Thirty-two percent of the respondents said that the identity theft had caused problems with their ability to get credit cards or other forms of credit, and nearly 20 percent said that that it had affected their employment (either losing jobs or being denied jobs). While identity theft often caused stress in victims’ relationships with their families and others, it also prompted some victims to make positive changes in their behavior such as regularly reviewing their credits reports, freezing their reports, reviewing their privacy settings on social networks, being more careful about the personal information they post online, and changing their passwords more frequently.
Identity theft victims often have to contact multiple entities to try to resolve their problems.
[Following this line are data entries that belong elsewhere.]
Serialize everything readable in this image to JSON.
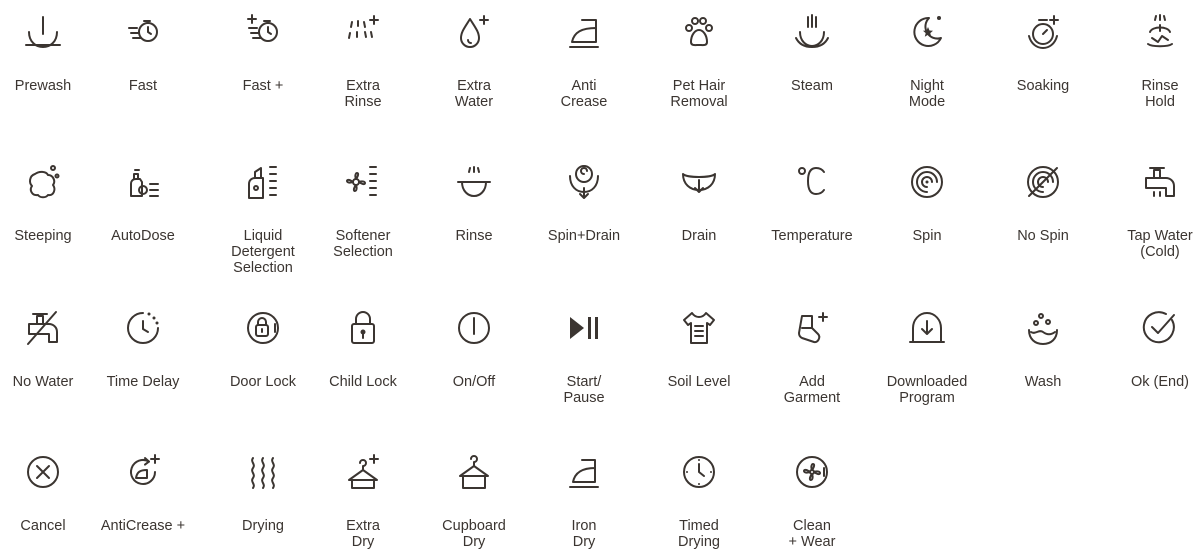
{
  "icons": [
    {
      "label": "Prewash",
      "icon": "prewash-icon"
    },
    {
      "label": "Fast",
      "icon": "fast-icon"
    },
    {
      "label": "Fast +",
      "icon": "fast-plus-icon"
    },
    {
      "label": "Extra\nRinse",
      "icon": "extra-rinse-icon"
    },
    {
      "label": "Extra\nWater",
      "icon": "extra-water-icon"
    },
    {
      "label": "Anti\nCrease",
      "icon": "anti-crease-icon"
    },
    {
      "label": "Pet Hair\nRemoval",
      "icon": "pet-hair-removal-icon"
    },
    {
      "label": "Steam",
      "icon": "steam-icon"
    },
    {
      "label": "Night\nMode",
      "icon": "night-mode-icon"
    },
    {
      "label": "Soaking",
      "icon": "soaking-icon"
    },
    {
      "label": "Rinse\nHold",
      "icon": "rinse-hold-icon"
    },
    {
      "label": "Steeping",
      "icon": "steeping-icon"
    },
    {
      "label": "AutoDose",
      "icon": "autodose-icon"
    },
    {
      "label": "Liquid\nDetergent\nSelection",
      "icon": "liquid-detergent-icon"
    },
    {
      "label": "Softener\nSelection",
      "icon": "softener-icon"
    },
    {
      "label": "Rinse",
      "icon": "rinse-icon"
    },
    {
      "label": "Spin+Drain",
      "icon": "spin-drain-icon"
    },
    {
      "label": "Drain",
      "icon": "drain-icon"
    },
    {
      "label": "Temperature",
      "icon": "temperature-icon"
    },
    {
      "label": "Spin",
      "icon": "spin-icon"
    },
    {
      "label": "No Spin",
      "icon": "no-spin-icon"
    },
    {
      "label": "Tap Water\n(Cold)",
      "icon": "tap-water-icon"
    },
    {
      "label": "No Water",
      "icon": "no-water-icon"
    },
    {
      "label": "Time Delay",
      "icon": "time-delay-icon"
    },
    {
      "label": "Door Lock",
      "icon": "door-lock-icon"
    },
    {
      "label": "Child Lock",
      "icon": "child-lock-icon"
    },
    {
      "label": "On/Off",
      "icon": "on-off-icon"
    },
    {
      "label": "Start/\nPause",
      "icon": "start-pause-icon"
    },
    {
      "label": "Soil Level",
      "icon": "soil-level-icon"
    },
    {
      "label": "Add\nGarment",
      "icon": "add-garment-icon"
    },
    {
      "label": "Downloaded\nProgram",
      "icon": "downloaded-program-icon"
    },
    {
      "label": "Wash",
      "icon": "wash-icon"
    },
    {
      "label": "Ok (End)",
      "icon": "ok-end-icon"
    },
    {
      "label": "Cancel",
      "icon": "cancel-icon"
    },
    {
      "label": "AntiCrease +",
      "icon": "anti-crease-plus-icon"
    },
    {
      "label": "Drying",
      "icon": "drying-icon"
    },
    {
      "label": "Extra\nDry",
      "icon": "extra-dry-icon"
    },
    {
      "label": "Cupboard\nDry",
      "icon": "cupboard-dry-icon"
    },
    {
      "label": "Iron\nDry",
      "icon": "iron-dry-icon"
    },
    {
      "label": "Timed\nDrying",
      "icon": "timed-drying-icon"
    },
    {
      "label": "Clean\n+ Wear",
      "icon": "clean-wear-icon"
    }
  ],
  "colors": {
    "ink": "#3b3531",
    "background": "#ffffff"
  }
}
In addition to the dissatisfaction that many felt in dealing with law enforcement agencies, nearly 29 percent of the respondents characterized their interactions with debt collection agencies concerning identity theft as “poor” or “terrible,” 25 percent were unhappy with their dealings with financial institutions, and 20 percent were dissatisfied with how they were treated by credit reporting agencies. In the report, Matt Cullina, a member of the ITC board and CEO of IDT911, an identity theft service provider, observed that the private and public entities have an opportunity to make a good impression when identity theft victims turn to them for assistance, but a negative interaction can have the opposite effect, potentially swaying victims’ decisions about with whom to do business and even who to vote for in elections. “It would benefit all organizations to ensure their services are empathetic, attentive and respectful when assisting identity theft victims,” said Cullina.